O primeiro tamponamento, comenta Janes Jorge, aconteceu já no século 20, em 1906, quando o Anhangabaú passou a correr oculto no vale a oeste da colina central onde São Paulo foi fundada.
Rios para carros
De acordo com o professor da Unifesp, o processo de domar e esconder os rios ganhou na década de 1940 um "ritmo avassalador que perdurou por todo o século 20". Um grande impulso para a aceleração do processo foi a atuação do engenheiro Prestes Maia, prefeito nomeado da cidade de 1938 a 1945, durante a ditadura do Estado Novo.
Em 1930, Maia havia publicado o "Plano de Avenidas", um estudo para nortear o crescimento da cidade que influenciou a administração municipal mesmo depois da gestão do engenheiro.
Segundo Bartalini, o auge das canalizações e transformação de fundos de vale em avenidas aconteceu nos anos 70 e 80. Era, segundo o pesquisador da USP, uma política deliberada da prefeitura. "A principal causa da retificação e do tamponamento foi a estrutura viária, a construção de avenidas", diz o urbanista.
"Num terreno acidentado como o nosso, qual o melhor caminho para passar os carros? É ao longo das linhas de água, que são eixos de maior fluidez possível. Tráfego é um fluído tanto quanto a água. Os carros buscam a mesma lógica dos caminhos da água”, frisa o secretário municipal de Desenvolvimento Urbano, Fernando de Mello Franco, a respeito do processo histórico.

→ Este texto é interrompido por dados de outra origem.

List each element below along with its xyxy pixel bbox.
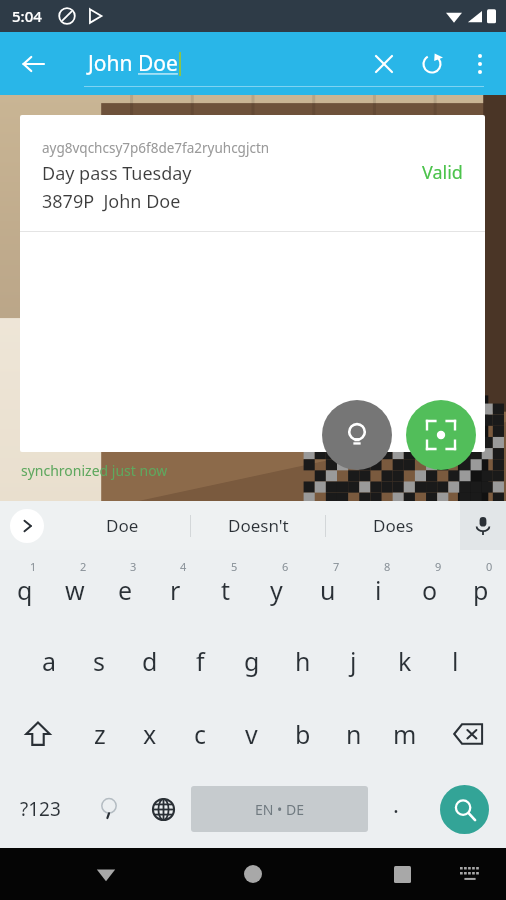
staticText: l [452, 644, 459, 678]
staticText: w [65, 573, 85, 607]
staticText: 7 [333, 559, 340, 574]
button[interactable]: Recent apps [380, 852, 424, 896]
staticText: t [221, 573, 231, 607]
staticText: 2 [80, 559, 87, 574]
button[interactable]: Doe [55, 501, 190, 550]
staticText: e [118, 573, 133, 607]
staticText: 5 [231, 559, 238, 574]
staticText: 5:04 [12, 6, 42, 26]
button[interactable]: g [226, 624, 277, 697]
staticText: i [375, 573, 382, 607]
staticText: Doesn't [228, 514, 289, 537]
staticText: 4 [180, 559, 187, 574]
staticText: v [245, 717, 258, 751]
button[interactable]: Toggle flashlight [322, 400, 392, 470]
button[interactable]: Search [440, 785, 489, 834]
button[interactable]: Home [231, 852, 275, 896]
button[interactable]: Back [84, 852, 128, 896]
button[interactable]: Does [326, 501, 460, 550]
staticText: n [346, 717, 362, 751]
button[interactable]: 3 [100, 550, 150, 624]
button[interactable]: a [24, 624, 74, 697]
staticText: y [270, 573, 283, 607]
button[interactable]: x [125, 697, 175, 770]
button[interactable]: ayg8vqchcsy7p6f8de7fa2ryuhcgjctn [20, 115, 485, 452]
staticText: EN • DE [255, 800, 304, 819]
button[interactable]: d [124, 624, 175, 697]
staticText: John [88, 49, 138, 78]
button[interactable]: Delete [430, 697, 506, 770]
staticText: Day pass Tuesday [42, 161, 192, 186]
button[interactable]: 8 [353, 550, 404, 624]
button[interactable]: s [74, 624, 124, 697]
button[interactable]: n [328, 697, 379, 770]
staticText: z [94, 717, 106, 751]
button[interactable]: Shift [0, 697, 75, 770]
button[interactable]: Switch keyboard [450, 854, 490, 894]
button[interactable]: 6 [251, 550, 302, 624]
staticText: x [143, 717, 157, 751]
staticText: 6 [282, 559, 289, 574]
staticText: o [422, 573, 438, 607]
button[interactable]: v [226, 697, 277, 770]
staticText: synchronized just now [21, 461, 168, 480]
staticText: a [42, 644, 57, 678]
button[interactable]: ?123 [0, 770, 81, 848]
staticText: Does [373, 514, 414, 537]
button[interactable]: Scan code [406, 400, 476, 470]
staticText: j [350, 644, 357, 678]
staticText: . [393, 789, 399, 819]
staticText: Valid [422, 160, 463, 185]
staticText: q [17, 573, 33, 607]
button[interactable]: f [175, 624, 226, 697]
staticText: ?123 [20, 796, 61, 822]
button[interactable]: j [328, 624, 379, 697]
staticText: ayg8vqchcsy7p6f8de7fa2ryuhcgjctn [42, 139, 270, 157]
button[interactable]: Back [10, 41, 56, 87]
button[interactable]: Clear [360, 40, 408, 88]
staticText: k [398, 644, 412, 678]
staticText: p [473, 573, 489, 607]
button[interactable]: Change language [136, 770, 191, 848]
button[interactable]: b [277, 697, 328, 770]
staticText: h [295, 644, 311, 678]
button[interactable]: m [379, 697, 430, 770]
staticText: c [194, 717, 207, 751]
staticText: 1 [30, 559, 37, 574]
button[interactable]: . [368, 770, 423, 848]
button[interactable]: z [75, 697, 125, 770]
staticText: 3879P John Doe [42, 189, 181, 214]
staticText: 3 [130, 559, 137, 574]
button[interactable]: 1 [0, 550, 50, 624]
button[interactable]: 2 [50, 550, 100, 624]
staticText: b [295, 717, 311, 751]
button[interactable]: 4 [150, 550, 200, 624]
button[interactable]: EN • DE [191, 786, 368, 832]
staticText: f [196, 644, 205, 678]
staticText: r [170, 573, 181, 607]
button[interactable]: More suggestions [10, 509, 44, 543]
button[interactable]: 9 [404, 550, 455, 624]
staticText: Doe [138, 49, 178, 78]
button[interactable]: h [277, 624, 328, 697]
staticText: m [393, 717, 417, 751]
button[interactable]: Refresh [408, 40, 456, 88]
staticText: 0 [486, 559, 493, 574]
staticText: Doe [106, 514, 139, 537]
button[interactable]: Voice input [460, 501, 506, 550]
staticText: d [142, 644, 158, 678]
button[interactable]: 5 [200, 550, 251, 624]
button[interactable]: k [379, 624, 430, 697]
button[interactable]: c [175, 697, 226, 770]
staticText: 9 [435, 559, 442, 574]
staticText: s [93, 644, 105, 678]
button[interactable]: 0 [455, 550, 506, 624]
button[interactable]: Doesn't [191, 501, 325, 550]
staticText: 8 [384, 559, 391, 574]
staticText: g [244, 644, 260, 678]
button[interactable]: Emoji [81, 770, 136, 848]
button[interactable]: More options [456, 40, 504, 88]
button[interactable]: 7 [302, 550, 353, 624]
button[interactable]: l [430, 624, 481, 697]
staticText: u [320, 573, 336, 607]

Na maioria dos casos, as avenidas não guardam sequer resquícios de que por baixo delas correm rios. Para Bartalini, os projetos das vias ignoraram completamente o potencial dos cursos de água. "Seria possível termos parques associados a avenidas em fundos de vale. É questão de desenho. O rio faz parte do imaginário e da memória. É equipamento e referência urbana, pode ser usado para o lazer. Se os planos tivessem atentado para isso, os rios ocupariam um lugar de afetividade, e os moradores ajudariam a mantê-los.”